Developing and commercializing biopharmaceutical products, including launching new products into the marketplace and conducting preclinical studies and clinical trials, is a capital-intensive and uncertain process that takes years to complete. Prepetition, the Debtor was unable to raise additional funding needed to support that process, due principally to the significant overhang of the Contingent Return-On-Investment Payments required under the CDA and the significant spending commitments required to develop and commercialize bentracimab. The Debtor’s distressed financial condition, resulting from this inability to obtain the funding needed to meet its obligations, led to the inclusion of a going concern qualifier in the Debtor’s audited financial statements from the period ending December 31, 2021….this going concern qualifier constituted a Going Concern Condition under the CDA and initiated a 180-day Going Concern Cure Period beginning on March 24, 2022, when the Debtor provided notice of the qualifier to SFJ. The Debtor was already actively seeking to address its need for additional capital, but those efforts were accelerated upon the commencement of the Going Concern Cure Period.

About the Debtor

According to the Debtor: "PhaseBio Pharmaceuticals, Inc. is a clinical-stage biopharmaceutical company focused on the development and commercialization of novel therapies for cardiovascular diseases. The Company’s pipeline includes: bentracimab (PB2452), a novel reversal agent for the antiplatelet therapy ticagrelor; and PB6440, an oral agent for the treatment of resistant hypertension. PhaseBio’s proprietary elastin-like polypeptide technology platform enables the development of therapies with potential for less-frequent dosing and improved pharmacokinetics, and drives both internal and partnership drug-development opportunities."

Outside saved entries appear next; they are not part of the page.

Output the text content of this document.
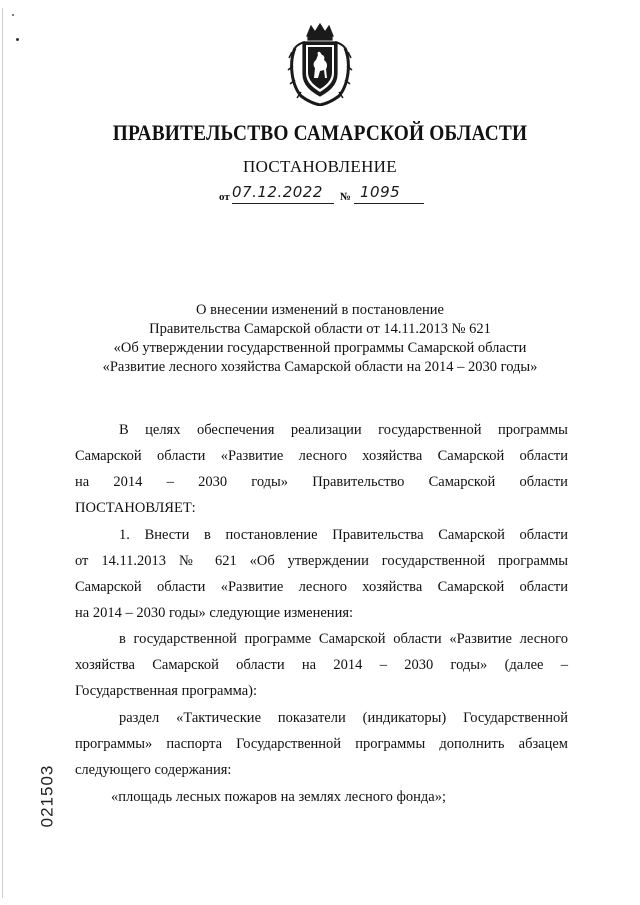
ПРАВИТЕЛЬСТВО САМАРСКОЙ ОБЛАСТИ
ПОСТАНОВЛЕНИЕ
от 07.12.2022 № 1095
О внесении изменений в постановление
Правительства Самарской области от 14.11.2013 № 621
«Об утверждении государственной программы Самарской области
«Развитие лесного хозяйства Самарской области на 2014 – 2030 годы»
В целях обеспечения реализации государственной программы
Самарской области «Развитие лесного хозяйства Самарской области
на 2014 – 2030 годы» Правительство Самарской области
ПОСТАНОВЛЯЕТ:
1. Внести в постановление Правительства Самарской области
от 14.11.2013 № 621 «Об утверждении государственной программы
Самарской области «Развитие лесного хозяйства Самарской области
на 2014 – 2030 годы» следующие изменения:
в государственной программе Самарской области «Развитие лесного
хозяйства Самарской области на 2014 – 2030 годы» (далее –
Государственная программа):
раздел «Тактические показатели (индикаторы) Государственной
программы» паспорта Государственной программы дополнить абзацем
следующего содержания:
«площадь лесных пожаров на землях лесного фонда»;
021503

PhaseBio is located in Malvern, PA, and San Diego, CA.

The Perkins Declaration adds: "Founded in 2002, PhaseBio is a clinical-stage biopharmaceutical company focused on the development and commercialization of novel therapies for cardiovascular diseases.

PhaseBio’s business strategy is to identify, develop and commercialize novel therapies for cardiovascular diseases. Its portfolio of products includes a number of clinical and pre-clinical candidates that are currently in varying stages of development, none of which has received regulatory approval to date."